The fascinating thing that the Finucanes have in common with the Adams Family is that one  outstanding family member , Pat Finucane  and Gerry Adams never joined the IRA.

I wonder what the moderate Roman  Catholics of North Belfast think?

And for whom will they vote?

And why is John Finucane, Human Rights lawyer, sharing a platform with terrorists?

The Bar Standards Board and Bart Simpson

The BSB does not believe in the presumption of innocence nor in the right to silence.

In the saga which is known as “Peter Sefton Q.C. and Carmen Mazo” they have denied both rights to me.

I’m sure it’s not because I’m a Paddy. I think.

Firstly, they produce an inaccurate article from the Daily Telegraph and ask me to explain myself.

Secondly, they tell me that if I don’t explain myself , it will be a further instance of professional misconduct.

So, while our clients charged with , say, fraud, can say “prove your case” and when allegations are put by police in interview can say nothing , no such benefit is offered to members of the English Bar.

If the BSB had made the most cursory enquiry it would have found the answer to their question. Even the Irish News, minus Allison Morris, could solve the puzzle. How difficult could it be?

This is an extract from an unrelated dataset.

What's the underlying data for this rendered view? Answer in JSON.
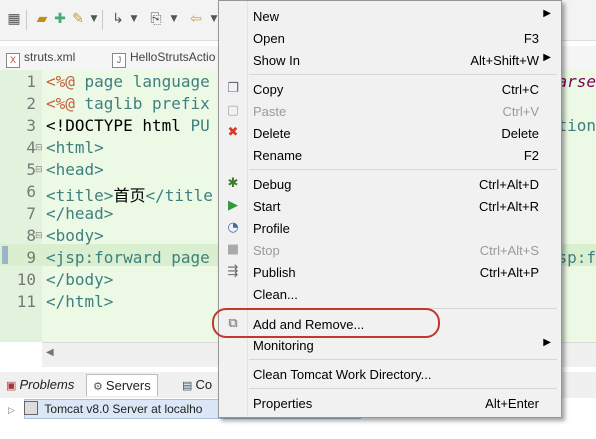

For my part, threatened with a further charge of professional misconduct, I resorted to that hero of our times, Bart Simpson.

“It wasn’t me, I didn’t do it.”

Let’s see what Chief Wiggum of the BSB has to say.

Four things you didn’t see by today

On 28th March I predicted that, before today,  you would not see a female High Court Judge, an apology from the Irish News re Winkie Rea , disclosure in the Kingsmills case and a Willie march in Dublin.

Four out of four isn’t bad.

I’m sure Dec will fulfil his promise to the Assembly soon, though , given the apparent separation of powers , so loved by constitutional lawyers and almost entirely absent here, I’m not sure why he had to make that promise and where that takes us. Look out for ‘the people’ [that is the assembly]  taking over the disciplining of lawyers and their appointments to the Bench. Will this break the stranglehold of the big flagship grammar schools? Don’t hold your breath!

Poor old Willie is battling two states, not one. If he thinks that the Republic is likely to disclose more than his beloved Queen, he is living in a dream world.

Re Winkie, the fight is not yet over.